When David Hume lay dying in his Edinburgh bed in November 1776, he asked his doctor not to hide the terminal nature of his condition from his friend, Colonel Edmondstone. “Doctor,” he said, “as I believe you would not choose to tell any thing but the truth, you had better tell him, that I am dying as fast as my enemies, if I have any, could wish, and as easily and cheerfully as my best friends could desire.”

In death, as in life, Hume was a model humanist. He combined an unblinking realism about the human condition with a pragmatic desire to make the most of the little life we have.

His deathbed reading, for example, was not exactly escapism: it was Lucian’s Dialogues of the Dead. Reflecting on it, he concluded that he would not be able to offer Charon any reason why the time was not right to cross the Styx to Hades. “I have done every thing of consequence which I ever meant to do,” he said, “and I could at no time expect to leave my relations and friends in a better situation than that in which I am now likely to leave them. I therefore have all reason to die contented.”

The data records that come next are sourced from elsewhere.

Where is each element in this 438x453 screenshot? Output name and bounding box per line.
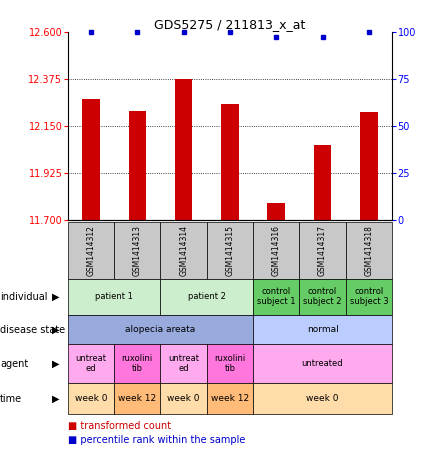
Text: ■ transformed count: ■ transformed count xyxy=(68,421,171,431)
Text: ▶: ▶ xyxy=(52,292,59,302)
Text: ▶: ▶ xyxy=(52,394,59,404)
Text: ▶: ▶ xyxy=(52,358,59,369)
Text: agent: agent xyxy=(0,358,28,369)
Bar xyxy=(128,111,146,220)
Text: control
subject 1: control subject 1 xyxy=(257,287,296,306)
Text: week 0: week 0 xyxy=(167,394,200,403)
Title: GDS5275 / 211813_x_at: GDS5275 / 211813_x_at xyxy=(154,18,306,30)
Text: patient 1: patient 1 xyxy=(95,292,133,301)
Text: individual: individual xyxy=(0,292,47,302)
Bar xyxy=(360,112,378,220)
Text: GSM1414313: GSM1414313 xyxy=(133,225,142,276)
Text: untreated: untreated xyxy=(302,359,343,368)
Text: GSM1414315: GSM1414315 xyxy=(226,225,234,276)
Text: week 0: week 0 xyxy=(75,394,107,403)
Text: ruxolini
tib: ruxolini tib xyxy=(214,354,246,373)
Text: ruxolini
tib: ruxolini tib xyxy=(122,354,153,373)
Text: GSM1414314: GSM1414314 xyxy=(179,225,188,276)
Text: GSM1414317: GSM1414317 xyxy=(318,225,327,276)
Text: time: time xyxy=(0,394,22,404)
Bar xyxy=(268,203,285,220)
Text: GSM1414318: GSM1414318 xyxy=(364,225,373,276)
Text: alopecia areata: alopecia areata xyxy=(125,325,196,334)
Bar xyxy=(221,104,239,220)
Text: normal: normal xyxy=(307,325,339,334)
Bar xyxy=(82,99,100,220)
Text: GSM1414316: GSM1414316 xyxy=(272,225,281,276)
Text: untreat
ed: untreat ed xyxy=(168,354,199,373)
Text: control
subject 2: control subject 2 xyxy=(303,287,342,306)
Text: disease state: disease state xyxy=(0,324,65,335)
Text: patient 2: patient 2 xyxy=(188,292,226,301)
Text: ■ percentile rank within the sample: ■ percentile rank within the sample xyxy=(68,435,245,445)
Text: GSM1414312: GSM1414312 xyxy=(87,225,95,276)
Text: week 12: week 12 xyxy=(118,394,156,403)
Text: untreat
ed: untreat ed xyxy=(75,354,106,373)
Text: ▶: ▶ xyxy=(52,324,59,335)
Text: week 0: week 0 xyxy=(306,394,339,403)
Text: week 12: week 12 xyxy=(211,394,249,403)
Bar xyxy=(314,145,332,220)
Text: control
subject 3: control subject 3 xyxy=(350,287,388,306)
Bar xyxy=(175,79,192,220)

Of all the possible excuses he might nonetheless have offered, one, he believed, was particularly useless. “I have been endeavouring to open the eyes of the public,” he imagined pleading to Charon. “If I live a few years longer, I may have the satisfaction of seeing the downfall of some of the prevailing systems of superstition.”

“That will not happen these many hundred years,” he imagined Charon replying. “Do you fancy I will grant you a lease for so long a term? Get into the boat this instant, you lazy loitering rogue.”

Yet modern-day humanists do not always display the same subtlety and modesty as their enlightenment hero, particularly when it comes to reason and religion. Modern defenders of rationality and science against the threats of irrationality and superstition clearly have Hume on their side. But Hume was never as gung-ho about the power of reason as many rationalists are today. On the contrary, he believed that the kind of empirical reasoning we rely upon rests on principles of cause and effect that can neither be proved logically nor discovered experimentally. Reason is the best means we have for discovering truth, but it is a very imperfect tool. Hence Hume encourages a kind of humility which is the exact opposite of the hubris which atheist rationalists are often accused of displaying, with some justification.

For Hume, uncertainty is not something that can always be defeated by reason, but it can be tamed by practice. Hume’s cure for his insoluble sceptical doubts was to play billiards, where the reality of cause and effect cannot be doubted. This was a living demonstration of his advice that one should “be a philosopher; but, amidst all your philosophy, be a man.”

Hume’s moderation is also revealed in his thoughts on religion. It has become commonplace today to describe Hume as an atheist who declared a more moderate agnosticism only to avoid the wrath of the still-powerful churches. But the reasons for thinking this are somewhat dubious, born not of evidence but the desire to have Hume on our team.

For example, it is often said that Hume’s arguments clearly lead us to atheism, so his refusal to say so explicitly can only be a kind of politically astute coyness. But Hume’s arguments do not necessarily lead to atheism; they lead to the conclusion that there are no compelling rational reasons to believe in God, nor is there any evidence that God exists. However, the hypothesis of God cannot be shown to be an incoherent or false one.

This leads to an agnosticism that is certainly very close to atheism, since it suggests that we have no good reason to believe in God, even if we can’t rule out the possibility that he might exist. This is pretty much the basis for what I call “defeasible atheism”, which holds that any uncertainty over God’s non-existence does not require that we remain entirely neutral on the matter and sit on the agnostic fence.

But Hume may well have resisted the atheist label for reasons of intellectual integrity. Because he was very comfortable with uncertainty, he would have seen no reason to express more certainty than was strictly necessary. In the case of God, we are not compelled to reach any firm conclusions about his existence or non-existence. Because it is enough to carry on as though God does not exist, it is simply going too far to assert that he actually does not.

This may seem like hair-splitting, and I for one think that to advocate agnosticism suggests the question of God’s existence is much more finely balanced than it is. But Hume nonetheless provides an important reminder that seeking to persuade others God definitely does not exist is too tall an order, and unnecessary. Hume’s achievement was not to kill God, but to make him irrelevant. Modern-day humanists should remember that deicide is not the most effective or rational way to build a society without religion.